At first I thought I would be disappointed in Billy Wilder's "Love in the Afternoon." The first half plays like tired Parisian boulevard comedy, with little spark or interest, despite Wilder's direction and screenplay and the presence of Gary Cooper, Maurice Chevalier and especially the always delightful Audrey Hepburn. In the second half, however, the film's wit becomes sharper, and its emotion deeper. That's because Wilder, that sly old fox, allows the film to build as its characters' emotions change, and expects the audience to have the patience to sit still and watch.
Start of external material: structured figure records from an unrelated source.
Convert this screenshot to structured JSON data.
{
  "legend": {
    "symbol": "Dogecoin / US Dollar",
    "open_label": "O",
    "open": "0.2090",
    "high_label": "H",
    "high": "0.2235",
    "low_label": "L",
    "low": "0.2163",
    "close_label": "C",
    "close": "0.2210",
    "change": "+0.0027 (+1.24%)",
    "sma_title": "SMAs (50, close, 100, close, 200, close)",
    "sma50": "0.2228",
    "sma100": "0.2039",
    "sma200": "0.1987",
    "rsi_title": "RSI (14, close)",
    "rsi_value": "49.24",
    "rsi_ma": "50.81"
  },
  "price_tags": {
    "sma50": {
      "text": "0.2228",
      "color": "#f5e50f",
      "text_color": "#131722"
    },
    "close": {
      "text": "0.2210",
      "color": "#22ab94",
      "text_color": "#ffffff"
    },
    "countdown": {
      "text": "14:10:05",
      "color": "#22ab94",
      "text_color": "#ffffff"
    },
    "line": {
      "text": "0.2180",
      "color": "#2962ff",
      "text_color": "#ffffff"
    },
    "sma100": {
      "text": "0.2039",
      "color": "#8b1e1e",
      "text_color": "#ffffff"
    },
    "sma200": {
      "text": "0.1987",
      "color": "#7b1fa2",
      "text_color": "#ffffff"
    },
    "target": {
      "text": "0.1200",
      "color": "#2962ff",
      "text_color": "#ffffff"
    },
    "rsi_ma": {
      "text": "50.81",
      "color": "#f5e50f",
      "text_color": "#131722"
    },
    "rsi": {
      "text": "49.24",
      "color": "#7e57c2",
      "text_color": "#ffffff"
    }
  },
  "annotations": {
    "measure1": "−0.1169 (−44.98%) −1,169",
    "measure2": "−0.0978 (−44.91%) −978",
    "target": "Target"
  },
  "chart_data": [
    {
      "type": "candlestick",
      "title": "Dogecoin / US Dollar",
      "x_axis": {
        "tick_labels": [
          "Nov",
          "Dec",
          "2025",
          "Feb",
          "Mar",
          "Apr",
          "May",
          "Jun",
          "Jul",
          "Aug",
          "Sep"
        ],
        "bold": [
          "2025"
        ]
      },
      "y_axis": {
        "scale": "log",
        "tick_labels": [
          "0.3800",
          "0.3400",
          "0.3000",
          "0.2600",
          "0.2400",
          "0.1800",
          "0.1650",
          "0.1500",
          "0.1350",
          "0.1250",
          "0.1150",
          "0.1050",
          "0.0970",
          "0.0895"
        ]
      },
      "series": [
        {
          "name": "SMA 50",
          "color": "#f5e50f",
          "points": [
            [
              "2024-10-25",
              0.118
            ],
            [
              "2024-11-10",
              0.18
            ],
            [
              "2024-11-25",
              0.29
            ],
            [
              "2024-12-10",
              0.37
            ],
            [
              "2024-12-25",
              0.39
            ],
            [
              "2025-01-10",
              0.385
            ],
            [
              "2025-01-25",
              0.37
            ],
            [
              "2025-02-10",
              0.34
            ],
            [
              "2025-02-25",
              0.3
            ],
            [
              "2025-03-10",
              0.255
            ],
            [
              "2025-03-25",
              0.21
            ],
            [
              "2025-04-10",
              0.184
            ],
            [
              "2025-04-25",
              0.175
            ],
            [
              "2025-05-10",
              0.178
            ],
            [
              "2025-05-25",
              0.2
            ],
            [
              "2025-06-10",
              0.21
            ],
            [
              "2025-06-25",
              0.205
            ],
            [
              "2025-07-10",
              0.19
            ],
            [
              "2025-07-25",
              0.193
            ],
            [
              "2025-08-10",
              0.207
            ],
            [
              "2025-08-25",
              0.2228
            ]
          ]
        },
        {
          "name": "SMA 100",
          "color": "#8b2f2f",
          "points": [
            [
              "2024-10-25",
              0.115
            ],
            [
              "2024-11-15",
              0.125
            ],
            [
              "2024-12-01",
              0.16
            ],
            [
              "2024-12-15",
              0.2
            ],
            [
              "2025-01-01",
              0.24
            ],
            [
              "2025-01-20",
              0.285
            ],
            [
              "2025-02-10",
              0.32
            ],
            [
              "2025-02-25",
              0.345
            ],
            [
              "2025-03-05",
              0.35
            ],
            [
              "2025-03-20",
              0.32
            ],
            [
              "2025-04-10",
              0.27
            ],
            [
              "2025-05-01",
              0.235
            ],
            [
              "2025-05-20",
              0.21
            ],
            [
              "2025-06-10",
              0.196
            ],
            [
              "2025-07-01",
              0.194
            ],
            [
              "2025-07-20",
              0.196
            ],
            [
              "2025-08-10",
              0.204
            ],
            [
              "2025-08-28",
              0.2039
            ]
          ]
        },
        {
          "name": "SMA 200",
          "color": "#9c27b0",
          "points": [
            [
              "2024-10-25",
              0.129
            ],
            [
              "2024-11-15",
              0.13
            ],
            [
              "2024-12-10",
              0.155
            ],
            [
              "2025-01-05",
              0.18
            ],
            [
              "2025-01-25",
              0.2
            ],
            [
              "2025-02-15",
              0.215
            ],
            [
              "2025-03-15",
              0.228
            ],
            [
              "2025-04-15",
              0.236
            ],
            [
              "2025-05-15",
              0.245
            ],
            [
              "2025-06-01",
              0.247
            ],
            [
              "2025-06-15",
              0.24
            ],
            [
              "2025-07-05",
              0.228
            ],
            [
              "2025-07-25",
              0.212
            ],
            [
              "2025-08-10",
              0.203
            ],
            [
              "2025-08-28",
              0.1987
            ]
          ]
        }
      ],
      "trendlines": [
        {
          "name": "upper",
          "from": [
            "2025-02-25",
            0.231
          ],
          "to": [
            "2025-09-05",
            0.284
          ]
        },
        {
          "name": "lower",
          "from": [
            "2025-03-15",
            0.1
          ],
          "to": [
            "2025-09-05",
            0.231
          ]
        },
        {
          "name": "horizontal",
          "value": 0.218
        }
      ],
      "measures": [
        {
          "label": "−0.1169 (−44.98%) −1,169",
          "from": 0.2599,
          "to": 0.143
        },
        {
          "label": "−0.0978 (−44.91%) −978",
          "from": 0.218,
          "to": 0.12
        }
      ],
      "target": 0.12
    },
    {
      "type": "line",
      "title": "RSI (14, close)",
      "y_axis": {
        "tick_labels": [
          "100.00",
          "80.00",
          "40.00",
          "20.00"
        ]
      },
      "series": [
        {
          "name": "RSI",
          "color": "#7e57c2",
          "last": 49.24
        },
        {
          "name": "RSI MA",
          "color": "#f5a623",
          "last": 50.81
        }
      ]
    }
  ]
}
I don't understand the general criticism of this film, that Cooper was too old for Hepburn. It was typical throughout Hepburn's early career to pair her with much older leading men (Humphrey Bogart, Gary Cooper, Cary Grant, Gregory Peck, William Holden, Fred Astaire) who brought her delicate, pensive, Cinderella qualities out in bas-relief. Hepburn has better chemistry with Cooper than she did with the notoriously prickly Bogart in an earlier Wilder film, "Sabrina," and--as other reviewers have noted--Wilder has some pointed fun with both Cooper's age and his well-deserved offscreen reputation as a womanizer. Notice that Wilder doesn't shoot Cooper in close-up until the last half-hour of the film, bringing his wrinkles and his general air of exhaustion to the forefront. This has great power, for it shows the previously carefree playboy in all his world-weariness, finally ready to admit that one woman has irrevocably won his heart.
Much of "Love in the Afternoon" isn't as good as it should be, but the last half--and particularly the last five minutes--make the film worthwhile. Just have the patience to go with it.